Similar observations could also be made about genes whose expression was altered after one cycle of chemotherapy. For example,
Cdk9, which encodes a catalytic subunit of TAK (cyclin T1/P-TEFb) and has been shown to have an antiapoptotic function during monocyte differentiation [
19], was induced in the group of poor responders after the first treatment. TIMP-1, a collagenase inhibitor that was downregulated in the good responders, has been reported to control the cell growth phenotype during breast cancer development in an autocrine and paracrine manner [
20]. Finally,
DCTD, a gene that transcribes dCMP deaminase and is associated with increased resistance to cytarabine [
21], was also induced in the poor responders. Taken together, these results indicate that the induction of genes associated with cellular resistance to chemotherapy seems to be associated with a poor clinical response, whereas a marker of cell growth seems to be downregulated in the good responders after one cycle of chemotherapy.
Our results indicate the complexity of genetic alterations involving various molecular pathways that might be associated with intrinsic and/or acquired resistance to chemotherapy in breast cancer. However, these expression profiles could represent a distinct signature for drug resistance in this particular small group of breast cancer patients. Interestingly, we have found that the dynamic changes after a single cycle of chemotherapy might further distinguish good responders from poor responders. The small numbers in our study preclude the definitive assignment of association genes with response, but these results have identified a significant list of plausible candidate markers that should be validated in larger clinical data sets.

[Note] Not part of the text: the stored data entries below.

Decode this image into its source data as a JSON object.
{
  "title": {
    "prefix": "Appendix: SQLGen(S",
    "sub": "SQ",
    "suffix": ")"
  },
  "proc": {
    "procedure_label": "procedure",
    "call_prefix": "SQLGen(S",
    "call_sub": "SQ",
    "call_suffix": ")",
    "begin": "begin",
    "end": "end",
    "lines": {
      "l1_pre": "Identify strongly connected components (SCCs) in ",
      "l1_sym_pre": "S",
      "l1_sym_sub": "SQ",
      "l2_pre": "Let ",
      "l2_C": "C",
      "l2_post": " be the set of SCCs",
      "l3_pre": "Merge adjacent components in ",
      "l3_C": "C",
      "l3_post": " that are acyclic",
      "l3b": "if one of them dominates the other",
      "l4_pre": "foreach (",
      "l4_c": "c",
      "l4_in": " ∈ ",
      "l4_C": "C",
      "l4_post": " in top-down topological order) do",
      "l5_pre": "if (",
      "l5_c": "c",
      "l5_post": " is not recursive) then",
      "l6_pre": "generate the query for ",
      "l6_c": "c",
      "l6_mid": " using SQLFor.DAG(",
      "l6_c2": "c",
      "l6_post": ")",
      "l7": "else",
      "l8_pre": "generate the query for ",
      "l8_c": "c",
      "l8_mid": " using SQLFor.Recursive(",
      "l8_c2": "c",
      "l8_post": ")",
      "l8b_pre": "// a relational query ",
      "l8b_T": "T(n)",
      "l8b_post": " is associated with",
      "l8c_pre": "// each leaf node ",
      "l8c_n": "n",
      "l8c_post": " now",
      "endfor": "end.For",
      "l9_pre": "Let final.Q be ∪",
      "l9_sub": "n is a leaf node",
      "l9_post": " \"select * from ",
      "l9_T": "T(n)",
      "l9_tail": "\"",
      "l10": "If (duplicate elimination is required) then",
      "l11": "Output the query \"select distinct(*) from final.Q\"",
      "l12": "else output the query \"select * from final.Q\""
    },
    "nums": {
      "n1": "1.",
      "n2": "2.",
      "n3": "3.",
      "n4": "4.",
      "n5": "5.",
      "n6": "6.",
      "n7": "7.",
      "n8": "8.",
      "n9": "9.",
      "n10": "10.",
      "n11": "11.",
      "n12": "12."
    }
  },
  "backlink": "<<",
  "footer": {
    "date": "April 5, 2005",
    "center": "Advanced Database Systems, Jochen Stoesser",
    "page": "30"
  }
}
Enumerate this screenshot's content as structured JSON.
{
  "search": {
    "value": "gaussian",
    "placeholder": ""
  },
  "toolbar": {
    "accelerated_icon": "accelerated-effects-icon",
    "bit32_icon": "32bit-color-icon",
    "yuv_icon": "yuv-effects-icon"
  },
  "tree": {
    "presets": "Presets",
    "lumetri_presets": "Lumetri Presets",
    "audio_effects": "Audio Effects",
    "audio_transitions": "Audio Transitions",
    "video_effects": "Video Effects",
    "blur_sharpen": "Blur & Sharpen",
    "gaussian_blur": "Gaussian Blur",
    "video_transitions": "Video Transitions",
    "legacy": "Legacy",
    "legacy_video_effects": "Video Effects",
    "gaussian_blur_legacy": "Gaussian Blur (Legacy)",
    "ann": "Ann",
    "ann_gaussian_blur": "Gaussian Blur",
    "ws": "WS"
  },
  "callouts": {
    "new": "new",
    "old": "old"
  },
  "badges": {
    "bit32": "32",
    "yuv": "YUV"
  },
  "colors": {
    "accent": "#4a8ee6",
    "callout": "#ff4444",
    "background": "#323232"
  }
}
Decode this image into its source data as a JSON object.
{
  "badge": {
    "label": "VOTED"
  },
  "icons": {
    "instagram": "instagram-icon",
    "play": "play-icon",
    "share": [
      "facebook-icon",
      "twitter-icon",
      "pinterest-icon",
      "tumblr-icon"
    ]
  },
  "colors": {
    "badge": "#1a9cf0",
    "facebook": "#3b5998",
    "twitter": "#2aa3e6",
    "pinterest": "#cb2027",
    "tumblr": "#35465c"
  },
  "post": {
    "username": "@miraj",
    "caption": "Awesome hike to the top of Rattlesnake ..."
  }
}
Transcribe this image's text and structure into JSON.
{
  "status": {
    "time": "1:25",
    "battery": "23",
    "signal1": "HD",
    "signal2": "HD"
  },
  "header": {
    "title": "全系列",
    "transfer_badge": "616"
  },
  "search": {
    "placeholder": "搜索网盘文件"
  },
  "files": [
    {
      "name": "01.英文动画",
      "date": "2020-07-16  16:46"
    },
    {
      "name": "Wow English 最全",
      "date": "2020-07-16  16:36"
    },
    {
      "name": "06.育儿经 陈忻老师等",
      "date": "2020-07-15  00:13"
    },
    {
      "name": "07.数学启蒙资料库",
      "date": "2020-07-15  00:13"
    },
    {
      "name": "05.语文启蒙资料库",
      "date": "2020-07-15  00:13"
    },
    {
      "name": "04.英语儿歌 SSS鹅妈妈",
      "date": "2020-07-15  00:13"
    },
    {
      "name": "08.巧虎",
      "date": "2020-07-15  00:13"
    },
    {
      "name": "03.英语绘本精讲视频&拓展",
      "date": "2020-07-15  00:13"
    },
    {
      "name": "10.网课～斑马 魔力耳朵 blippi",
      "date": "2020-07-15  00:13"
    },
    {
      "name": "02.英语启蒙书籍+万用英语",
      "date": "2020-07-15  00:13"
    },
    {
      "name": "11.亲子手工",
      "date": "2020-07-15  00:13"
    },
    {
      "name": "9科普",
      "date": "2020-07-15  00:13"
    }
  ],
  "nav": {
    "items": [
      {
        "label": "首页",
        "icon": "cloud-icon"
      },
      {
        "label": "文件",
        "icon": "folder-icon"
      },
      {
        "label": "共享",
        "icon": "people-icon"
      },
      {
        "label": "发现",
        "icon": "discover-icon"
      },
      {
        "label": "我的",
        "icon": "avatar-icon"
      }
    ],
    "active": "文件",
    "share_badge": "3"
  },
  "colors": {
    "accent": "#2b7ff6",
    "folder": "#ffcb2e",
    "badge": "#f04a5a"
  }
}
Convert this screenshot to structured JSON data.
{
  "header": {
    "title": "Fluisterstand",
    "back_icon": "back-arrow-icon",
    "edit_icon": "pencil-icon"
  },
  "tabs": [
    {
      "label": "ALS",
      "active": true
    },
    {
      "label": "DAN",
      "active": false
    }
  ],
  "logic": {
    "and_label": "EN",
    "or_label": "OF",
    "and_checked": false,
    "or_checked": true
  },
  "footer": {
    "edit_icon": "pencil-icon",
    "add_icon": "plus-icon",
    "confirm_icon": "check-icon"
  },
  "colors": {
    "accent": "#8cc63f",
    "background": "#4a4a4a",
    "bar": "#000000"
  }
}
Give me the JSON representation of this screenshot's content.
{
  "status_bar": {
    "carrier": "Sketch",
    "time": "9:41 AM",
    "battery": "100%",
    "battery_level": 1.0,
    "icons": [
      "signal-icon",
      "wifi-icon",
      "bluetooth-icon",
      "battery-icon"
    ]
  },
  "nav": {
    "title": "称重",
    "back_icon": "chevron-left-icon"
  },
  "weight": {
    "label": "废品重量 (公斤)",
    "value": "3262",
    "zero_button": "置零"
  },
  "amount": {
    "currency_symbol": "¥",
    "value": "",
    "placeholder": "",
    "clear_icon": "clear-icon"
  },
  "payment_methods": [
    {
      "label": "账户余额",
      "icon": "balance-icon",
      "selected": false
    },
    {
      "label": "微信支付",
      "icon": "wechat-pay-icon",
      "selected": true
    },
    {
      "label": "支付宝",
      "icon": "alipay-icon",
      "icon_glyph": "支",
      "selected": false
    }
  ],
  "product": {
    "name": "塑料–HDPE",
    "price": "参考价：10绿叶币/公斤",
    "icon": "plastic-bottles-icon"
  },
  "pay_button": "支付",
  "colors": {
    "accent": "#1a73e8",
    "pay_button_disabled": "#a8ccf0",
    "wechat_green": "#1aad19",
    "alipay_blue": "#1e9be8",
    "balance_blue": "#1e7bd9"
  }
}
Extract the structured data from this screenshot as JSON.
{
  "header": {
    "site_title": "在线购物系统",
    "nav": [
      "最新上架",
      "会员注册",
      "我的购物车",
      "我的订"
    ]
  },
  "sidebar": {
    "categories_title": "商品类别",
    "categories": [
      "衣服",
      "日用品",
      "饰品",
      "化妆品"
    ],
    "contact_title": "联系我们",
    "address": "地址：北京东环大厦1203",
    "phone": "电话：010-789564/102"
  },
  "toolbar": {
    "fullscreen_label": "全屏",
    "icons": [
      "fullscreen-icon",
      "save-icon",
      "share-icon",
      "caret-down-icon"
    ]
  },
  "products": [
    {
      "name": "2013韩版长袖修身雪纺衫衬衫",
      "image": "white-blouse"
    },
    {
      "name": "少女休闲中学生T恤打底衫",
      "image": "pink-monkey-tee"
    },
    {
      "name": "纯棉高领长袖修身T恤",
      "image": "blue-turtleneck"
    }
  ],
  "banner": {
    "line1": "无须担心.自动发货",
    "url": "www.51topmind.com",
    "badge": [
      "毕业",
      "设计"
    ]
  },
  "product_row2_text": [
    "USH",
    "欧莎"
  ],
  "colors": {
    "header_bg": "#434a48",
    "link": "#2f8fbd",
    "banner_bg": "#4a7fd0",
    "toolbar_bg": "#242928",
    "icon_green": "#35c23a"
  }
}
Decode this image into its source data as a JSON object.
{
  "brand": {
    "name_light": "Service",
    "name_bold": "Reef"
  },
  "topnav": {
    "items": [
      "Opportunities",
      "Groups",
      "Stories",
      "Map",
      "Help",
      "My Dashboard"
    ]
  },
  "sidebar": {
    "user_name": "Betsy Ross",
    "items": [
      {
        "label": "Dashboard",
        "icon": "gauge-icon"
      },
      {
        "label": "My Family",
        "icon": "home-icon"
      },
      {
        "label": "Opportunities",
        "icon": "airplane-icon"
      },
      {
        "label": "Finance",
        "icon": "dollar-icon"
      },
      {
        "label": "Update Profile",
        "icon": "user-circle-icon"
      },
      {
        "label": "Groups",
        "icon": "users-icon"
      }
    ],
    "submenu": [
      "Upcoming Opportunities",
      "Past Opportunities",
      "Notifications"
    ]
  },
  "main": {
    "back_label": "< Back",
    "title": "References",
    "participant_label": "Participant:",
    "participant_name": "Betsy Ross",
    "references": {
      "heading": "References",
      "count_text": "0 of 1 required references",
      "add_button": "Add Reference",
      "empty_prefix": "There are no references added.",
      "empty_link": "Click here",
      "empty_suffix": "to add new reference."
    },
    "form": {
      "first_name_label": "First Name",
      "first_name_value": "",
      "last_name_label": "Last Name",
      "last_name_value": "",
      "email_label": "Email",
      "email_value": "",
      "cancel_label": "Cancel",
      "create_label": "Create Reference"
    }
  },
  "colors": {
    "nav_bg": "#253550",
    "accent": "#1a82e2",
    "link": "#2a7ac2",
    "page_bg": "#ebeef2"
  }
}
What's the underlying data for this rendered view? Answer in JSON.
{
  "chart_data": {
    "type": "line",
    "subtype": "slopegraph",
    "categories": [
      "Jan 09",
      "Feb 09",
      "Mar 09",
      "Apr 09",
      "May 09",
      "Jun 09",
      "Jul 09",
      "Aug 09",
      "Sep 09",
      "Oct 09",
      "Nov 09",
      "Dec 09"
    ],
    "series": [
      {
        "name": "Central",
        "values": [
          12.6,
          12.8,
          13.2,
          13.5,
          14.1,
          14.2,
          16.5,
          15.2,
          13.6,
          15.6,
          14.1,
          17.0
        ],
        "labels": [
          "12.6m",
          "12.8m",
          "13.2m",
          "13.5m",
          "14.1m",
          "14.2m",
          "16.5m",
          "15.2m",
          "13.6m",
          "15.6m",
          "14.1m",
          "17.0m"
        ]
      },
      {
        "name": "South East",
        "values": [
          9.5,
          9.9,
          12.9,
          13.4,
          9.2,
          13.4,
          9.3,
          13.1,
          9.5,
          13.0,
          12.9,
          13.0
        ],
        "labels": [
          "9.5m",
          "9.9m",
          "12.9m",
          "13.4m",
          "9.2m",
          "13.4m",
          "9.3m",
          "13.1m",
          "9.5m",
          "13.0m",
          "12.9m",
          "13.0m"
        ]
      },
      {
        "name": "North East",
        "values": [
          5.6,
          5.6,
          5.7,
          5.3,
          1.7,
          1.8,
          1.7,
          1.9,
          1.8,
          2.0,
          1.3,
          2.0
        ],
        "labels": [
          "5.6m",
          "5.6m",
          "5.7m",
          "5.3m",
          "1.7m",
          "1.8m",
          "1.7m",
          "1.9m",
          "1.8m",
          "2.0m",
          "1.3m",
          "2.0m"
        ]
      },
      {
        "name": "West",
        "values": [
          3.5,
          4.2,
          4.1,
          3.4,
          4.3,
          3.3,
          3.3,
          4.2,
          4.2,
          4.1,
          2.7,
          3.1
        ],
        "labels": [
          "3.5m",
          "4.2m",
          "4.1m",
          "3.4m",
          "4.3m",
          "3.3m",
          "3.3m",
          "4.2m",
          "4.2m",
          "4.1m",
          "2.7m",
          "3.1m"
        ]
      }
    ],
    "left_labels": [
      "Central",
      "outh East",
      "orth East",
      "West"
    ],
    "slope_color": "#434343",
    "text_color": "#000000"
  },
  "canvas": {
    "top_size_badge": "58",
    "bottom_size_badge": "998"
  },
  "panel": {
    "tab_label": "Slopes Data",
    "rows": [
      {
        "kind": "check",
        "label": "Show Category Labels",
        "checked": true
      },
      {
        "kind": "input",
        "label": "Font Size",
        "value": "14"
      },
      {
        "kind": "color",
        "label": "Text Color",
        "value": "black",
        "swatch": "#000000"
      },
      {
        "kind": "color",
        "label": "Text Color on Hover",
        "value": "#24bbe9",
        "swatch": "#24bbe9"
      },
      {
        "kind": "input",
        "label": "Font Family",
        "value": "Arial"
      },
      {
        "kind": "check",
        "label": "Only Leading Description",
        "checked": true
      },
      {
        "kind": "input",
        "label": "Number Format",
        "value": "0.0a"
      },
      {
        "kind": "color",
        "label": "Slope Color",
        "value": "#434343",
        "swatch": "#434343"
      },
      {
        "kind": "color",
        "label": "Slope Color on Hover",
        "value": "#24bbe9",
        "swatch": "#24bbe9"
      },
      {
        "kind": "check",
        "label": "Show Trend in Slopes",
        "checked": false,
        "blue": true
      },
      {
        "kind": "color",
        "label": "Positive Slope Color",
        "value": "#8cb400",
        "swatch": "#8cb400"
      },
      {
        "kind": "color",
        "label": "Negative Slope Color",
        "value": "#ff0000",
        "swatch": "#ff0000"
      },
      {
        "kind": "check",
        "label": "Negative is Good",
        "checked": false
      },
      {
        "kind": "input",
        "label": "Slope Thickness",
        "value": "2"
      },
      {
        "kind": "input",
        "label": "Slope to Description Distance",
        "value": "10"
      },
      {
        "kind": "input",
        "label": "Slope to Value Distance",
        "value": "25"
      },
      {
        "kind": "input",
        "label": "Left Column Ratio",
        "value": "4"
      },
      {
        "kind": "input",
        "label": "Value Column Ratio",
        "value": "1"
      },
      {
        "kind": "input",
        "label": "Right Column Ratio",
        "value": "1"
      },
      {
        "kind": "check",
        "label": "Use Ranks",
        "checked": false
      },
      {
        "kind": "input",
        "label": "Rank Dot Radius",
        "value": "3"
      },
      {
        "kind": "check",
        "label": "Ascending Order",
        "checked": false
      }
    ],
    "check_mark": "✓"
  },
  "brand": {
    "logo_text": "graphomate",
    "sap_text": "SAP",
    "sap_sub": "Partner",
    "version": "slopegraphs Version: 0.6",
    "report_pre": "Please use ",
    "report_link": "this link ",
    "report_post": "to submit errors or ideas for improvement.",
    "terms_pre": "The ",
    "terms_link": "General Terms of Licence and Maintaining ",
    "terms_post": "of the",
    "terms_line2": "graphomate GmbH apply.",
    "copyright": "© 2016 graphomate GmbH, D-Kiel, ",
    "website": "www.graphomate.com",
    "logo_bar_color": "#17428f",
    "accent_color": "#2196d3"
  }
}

In summary, our study demonstrates that expression profiles can be obtained in a reproducible manner from the small amount of RNA obtained from breast tumor FNAs. Moreover, we provide a proof of principle that profiles derived before treatment and changes in profiles shortly after starting treatment might have the potential to predict clinical outcomes from anthracycline-based chemotherapy in individual patients. Furthermore, using this approach we might be able to identify candidate genes and pathways, which could be involved in intrinsic chemoresistance and could prove to be useful in identifying targets for the treatment of drug-resistant carcinomas.